Strategy → Risk Engine → Queue → Queue Processing → Venue Adapter → Venue

Strategy produces Intents. Risk evaluates admissibility. The Queue holds allowed pending work. Queue Processing evaluates sendability and selects work for dispatch. The Venue Adapter translates and transmits. The Venue responds with Execution Events that re-enter the Event Stream.

  1. Risk outcomes that must appear in canonical history are recorded as Events. Where a policy decision must be part of the replayable record (for deterministic replay or audit), the outcome is reflected through an Intent-related Event on the canonical stream. Risk does not maintain parallel authoritative state.

What Risk evaluates

Risk evaluates policy admissibility — whether the System's rules permit this Intent to proceed. Typical policy checks include:

  • Position and exposure limits
  • Trading enable/disable controls (kill-switch)
  • Order parameter validity (price, quantity, instrument constraints)
  • Strategy-level or account-level policy constraints

What Risk does not evaluate

Risk does not evaluate any of the following — these are execution-control concerns handled by Queue Processing:

  • Rate-limit compliance
  • Inflight request restrictions
  • Dispatch ordering or priority
  • Send timing relative to Venue constraints
  • Dominance or reconciliation among pending commands

Consequences

Strategy cannot reach Venues without passing through policy validation. The pipeline sequence enforces this structurally. Strategy emits Intents; it does not interact with Venues, Venue Adapters, or execution-control substate directly. Every outbound action is evaluated by Risk before it can enter the execution-control path.
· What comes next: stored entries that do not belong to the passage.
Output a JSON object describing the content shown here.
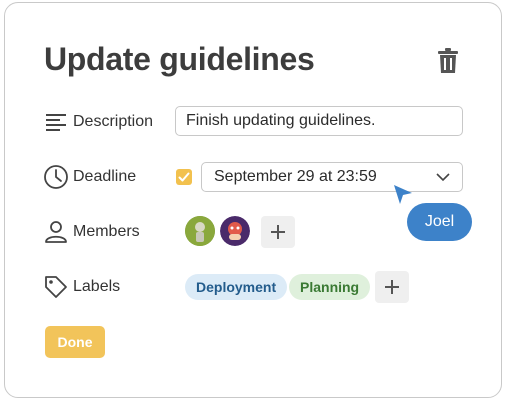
{
  "card": {
    "title": "Update guidelines"
  },
  "description": {
    "label": "Description",
    "value": "Finish updating guidelines.",
    "icon": "text-lines-icon"
  },
  "deadline": {
    "label": "Deadline",
    "checked": true,
    "value": "September 29 at 23:59",
    "icon": "clock-icon"
  },
  "members": {
    "label": "Members",
    "icon": "person-icon",
    "avatars": [
      "avatar-green",
      "avatar-purple"
    ]
  },
  "labels": {
    "label": "Labels",
    "icon": "tag-icon",
    "chips": [
      "Deployment",
      "Planning"
    ]
  },
  "collaborator": {
    "name": "Joel"
  },
  "actions": {
    "done_label": "Done"
  },
  "colors": {
    "accent_yellow": "#f2c45a",
    "collaborator_blue": "#3d82c9",
    "chip_blue_bg": "#dcebf7",
    "chip_green_bg": "#dff0dc"
  }
}
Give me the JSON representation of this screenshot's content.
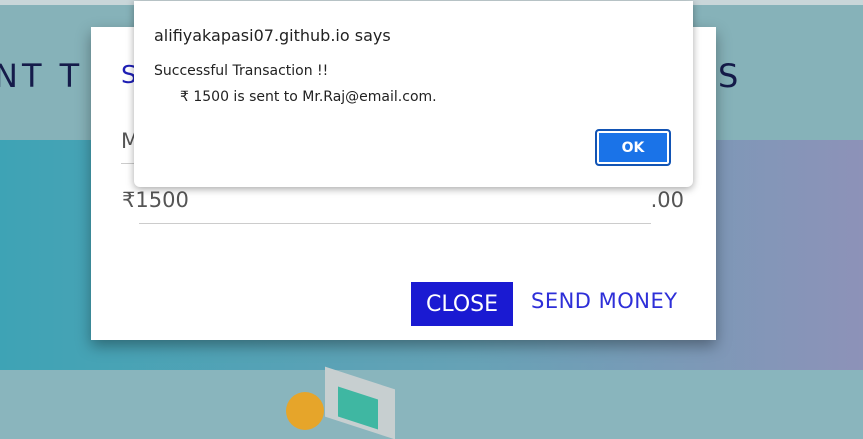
{
  "background": {
    "header_left_text": "NT T",
    "header_right_text": "S"
  },
  "modal": {
    "title_partial": "S",
    "field_label_partial": "M",
    "amount_prefix": "₹1500",
    "amount_suffix": ".00",
    "close_label": "CLOSE",
    "send_label": "SEND MONEY"
  },
  "alert": {
    "title": "alifiyakapasi07.github.io says",
    "line1": "Successful Transaction !!",
    "line2": "₹ 1500 is sent to Mr.Raj@email.com.",
    "ok_label": "OK"
  },
  "colors": {
    "primary": "#1a1ad2",
    "link": "#2e2fd8",
    "dialog_button": "#1a73e8"
  }
}
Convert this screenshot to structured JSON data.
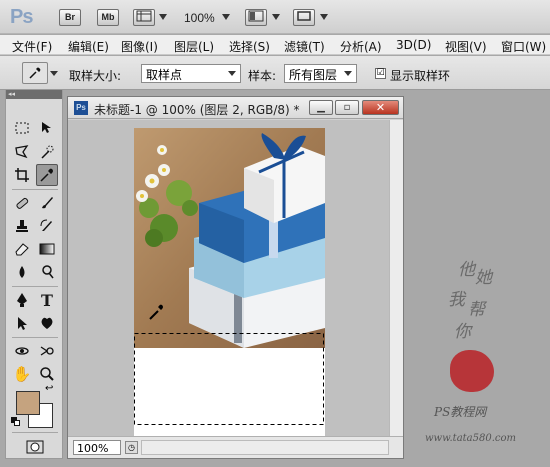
{
  "app": {
    "logo": "Ps",
    "bridge": "Br",
    "minibridge": "Mb",
    "zoom": "100%"
  },
  "menu": [
    "文件(F)",
    "编辑(E)",
    "图像(I)",
    "图层(L)",
    "选择(S)",
    "滤镜(T)",
    "分析(A)",
    "3D(D)",
    "视图(V)",
    "窗口(W)"
  ],
  "options": {
    "sample_size_label": "取样大小:",
    "sample_size_value": "取样点",
    "sample_label": "样本:",
    "sample_value": "所有图层",
    "show_ring_label": "显示取样环",
    "show_ring_checked": "☑"
  },
  "toolbox": {
    "collapse": "◂◂",
    "fg_color": "#c5a37f",
    "bg_color": "#ffffff"
  },
  "document": {
    "ps_icon": "Ps",
    "title": "未标题-1 @ 100% (图层 2, RGB/8) *",
    "zoom": "100%",
    "minimize": "▁",
    "maximize": "▫",
    "close": "✕"
  },
  "watermark": {
    "c1": "他",
    "c2": "她",
    "c3": "我",
    "c4": "帮",
    "c5": "你",
    "site_name": "PS教程网",
    "url": "www.tata580.com"
  }
}
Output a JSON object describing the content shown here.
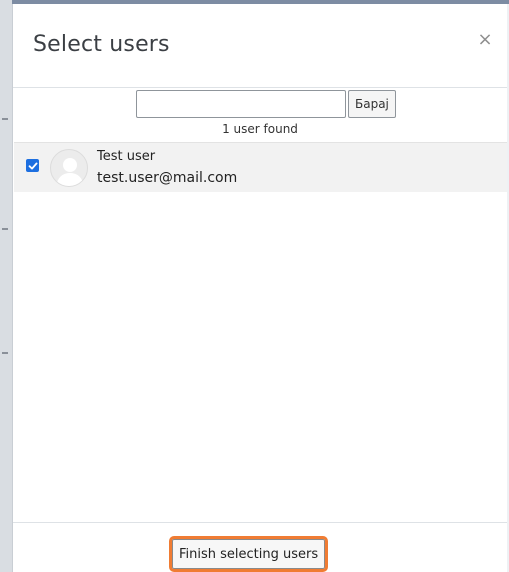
{
  "dialog": {
    "title": "Select users",
    "close_label": "×"
  },
  "search": {
    "value": "",
    "placeholder": "",
    "button_label": "Барај"
  },
  "results": {
    "count_text": "1 user found"
  },
  "users": [
    {
      "name": "Test user",
      "email": "test.user@mail.com",
      "selected": true
    }
  ],
  "footer": {
    "finish_label": "Finish selecting users"
  },
  "icons": {
    "avatar": "user-avatar-icon",
    "checkbox": "checkbox-checked-icon",
    "close": "close-icon"
  },
  "colors": {
    "checkbox": "#1d6fe0",
    "highlight": "#f07c33",
    "title_text": "#3b3f44"
  }
}
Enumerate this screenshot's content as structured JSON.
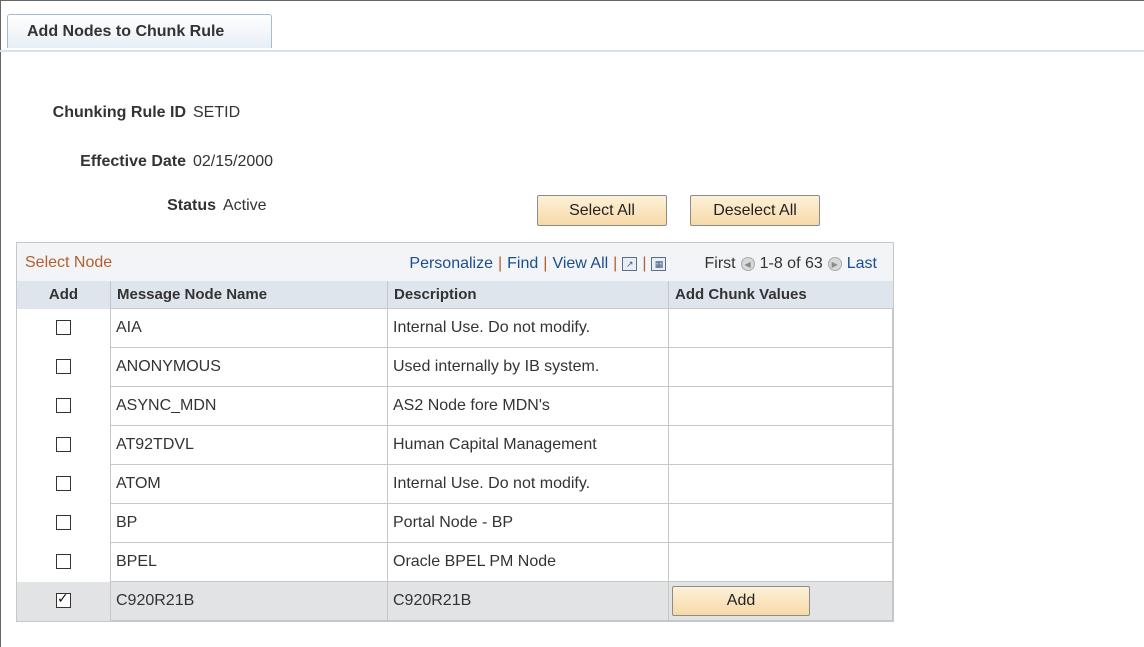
{
  "tab": {
    "label": "Add Nodes to Chunk Rule"
  },
  "fields": [
    {
      "label": "Chunking Rule ID",
      "value": "SETID"
    },
    {
      "label": "Effective Date",
      "value": "02/15/2000"
    },
    {
      "label": "Status",
      "value": "Active"
    }
  ],
  "buttons": {
    "select_all": "Select All",
    "deselect_all": "Deselect All"
  },
  "grid": {
    "title": "Select Node",
    "personalize": "Personalize",
    "find": "Find",
    "view_all": "View All",
    "first": "First",
    "range": "1-8 of 63",
    "last": "Last",
    "columns": [
      "Add",
      "Message Node Name",
      "Description",
      "Add Chunk Values"
    ],
    "add_button_label": "Add",
    "rows": [
      {
        "checked": false,
        "name": "AIA",
        "description": "Internal Use.  Do not modify."
      },
      {
        "checked": false,
        "name": "ANONYMOUS",
        "description": "Used internally by IB system."
      },
      {
        "checked": false,
        "name": "ASYNC_MDN",
        "description": "AS2 Node fore MDN's"
      },
      {
        "checked": false,
        "name": "AT92TDVL",
        "description": "Human Capital Management"
      },
      {
        "checked": false,
        "name": "ATOM",
        "description": "Internal Use.  Do not modify."
      },
      {
        "checked": false,
        "name": "BP",
        "description": "Portal Node - BP"
      },
      {
        "checked": false,
        "name": "BPEL",
        "description": "Oracle BPEL PM Node"
      },
      {
        "checked": true,
        "name": "C920R21B",
        "description": "C920R21B"
      }
    ]
  },
  "colors": {
    "button_bg": "#f7d9a8",
    "link": "#1c4e8d",
    "grid_title": "#b45f2b",
    "selected_row": "#e1e3e4"
  }
}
Policy and execution control are independently auditable and evolvable. Because Risk decides only admissibility and Queue Processing decides only scheduling and dispatch, the two concerns can be reviewed, tested, and modified independently. A change to rate-limit rules does not affect Risk policy logic; a change to exposure limits does not affect dispatch scheduling.

Risk enforcement is consistent across all Strategies and all Runtimes. The same Risk Engine evaluates Intents in Backtesting and Live under the same Configuration. This consistency is a direct consequence of the mandatory gate: there is no alternative path that some Strategies or some Runtimes might use to bypass policy.

Risk evaluation is deterministic and replayable. Risk decisions are functions of the current Intent, derived State, and Configuration. Because Risk runs within Event processing and its outcomes (when required for canonical history) are recorded as Events, replay of the same Event Stream under the same Configuration reproduces the same policy decisions at every Processing Order position.

Denied Intents do not enter execution-control substate. A denied Intent produces no Queue entry, no pending outbound work, and no Order. The denial is terminal for that Intent's processing arc. This boundary is clean: the Queue holds only work that Risk has allowed.


Trade-offs

Every Intent incurs a Risk evaluation. Policy evaluation runs on every Intent, including those that will ultimately be superseded by dominance in execution-control substate before dispatch. This is the cost of mandatory enforcement: the System evaluates admissibility before it knows whether a command will be collapsed. The alternative — evaluating policy only at dispatch time — would allow inadmissible commands to reside in execution-control substate, blurring the boundary between policy and execution control.

Risk cannot express "send later." The binary allowed/denied model means Risk has no mechanism to delay an Intent. If a condition is temporary (e.g., a rate-limit window), Risk must either allow the Intent (letting execution control handle timing) or deny it. This is intentional: mixing delay semantics into Risk would conflate policy with execution control and make both harder to reason about.


Summary

The Risk Engine is a mandatory policy gate: every Intent passes through it before entering execution-control substate. Risk decides admissibility only — allowed or denied — and does not manage execution timing, dispatch scheduling, rate limits, or inflight gating. Those responsibilities belong exclusively to Queue Processing. This separation ensures that policy enforcement is centralized, consistent across Runtimes, and independently auditable from execution-control logic.